Finance Minister, Ken Ofori-Atta, has indicated that $3 billion in revenue is projected to be accrued by the government in two years with the establishment of the African Sankofa Account.
At a press briefing after the climax of the Year of Return activities, Ken Ofori-Atta explained that the Sankofa Savings Account has been introduced as one of the strategies to take advantage of the success of the Year of Return initiative.
According to the Minister, the initiative, when fully rolled out will provide an investment and savings avenue for the Diaspora Community around the world.

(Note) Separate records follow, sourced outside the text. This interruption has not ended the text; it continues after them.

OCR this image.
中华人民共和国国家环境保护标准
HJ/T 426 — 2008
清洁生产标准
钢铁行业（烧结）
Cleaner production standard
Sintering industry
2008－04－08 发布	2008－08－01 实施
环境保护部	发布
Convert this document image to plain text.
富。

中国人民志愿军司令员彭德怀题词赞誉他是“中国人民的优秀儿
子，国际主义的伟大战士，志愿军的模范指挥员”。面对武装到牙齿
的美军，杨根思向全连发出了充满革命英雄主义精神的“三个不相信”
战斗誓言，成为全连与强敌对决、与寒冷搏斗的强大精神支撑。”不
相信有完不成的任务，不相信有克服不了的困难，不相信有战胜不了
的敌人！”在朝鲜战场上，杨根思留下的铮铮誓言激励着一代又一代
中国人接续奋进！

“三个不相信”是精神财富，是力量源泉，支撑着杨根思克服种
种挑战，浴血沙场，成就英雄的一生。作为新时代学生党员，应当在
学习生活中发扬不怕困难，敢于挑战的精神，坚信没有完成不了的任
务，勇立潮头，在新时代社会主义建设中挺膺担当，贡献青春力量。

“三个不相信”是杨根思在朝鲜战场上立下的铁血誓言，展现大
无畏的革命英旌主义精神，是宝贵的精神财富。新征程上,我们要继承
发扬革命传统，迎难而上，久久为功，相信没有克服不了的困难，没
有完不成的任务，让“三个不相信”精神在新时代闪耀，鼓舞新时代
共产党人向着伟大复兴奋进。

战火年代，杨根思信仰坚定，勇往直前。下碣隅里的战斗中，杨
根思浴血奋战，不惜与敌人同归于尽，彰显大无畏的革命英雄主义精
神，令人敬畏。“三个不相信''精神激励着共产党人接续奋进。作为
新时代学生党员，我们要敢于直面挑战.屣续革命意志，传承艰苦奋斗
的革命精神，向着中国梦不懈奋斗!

The initiative, according to the Finance Minister, will accommodate both the high and low-income earners who want to invest in their homeland. He added that it would be another source of revenue for the country estimating that $ 3billion in revenue is projected to be made available for the government within the first two years of the operation of the account.
“These would be invested in tourism infrastructure, agriculture value addition, real estates, music, culture, retirement homes, etc,” Finance Minister explained at the briefing.
The yet-to-be-rolled out initiative is still being worked on by the Ministry of Finance, Bank of Ghana and the Ghana Investment Promotion Centre (GIPC) as they are yet to conclude on the modalities with respect to the operations of the account.
Barbara Oteng-Gyasi, Minister for Tourism, Culture and Creative Arts, has expressed her approval for the project noting that “throughout the Year of Return campaign, we have always engaged our visiting global family on opportunities for investment in Ghana and this account will give them the opportunity to do that.”
The “Year of Return, Ghana 2019” is a major landmark spiritual and birth-right journey inviting the Global African family, home and abroad, to mark 400 years of the arrival of the first enslaved Africans in Jamestown, Virginia.
Close to a million diasporans were believed to have made the pilgrimage to Ghana when the programme ended at the end of December 2019.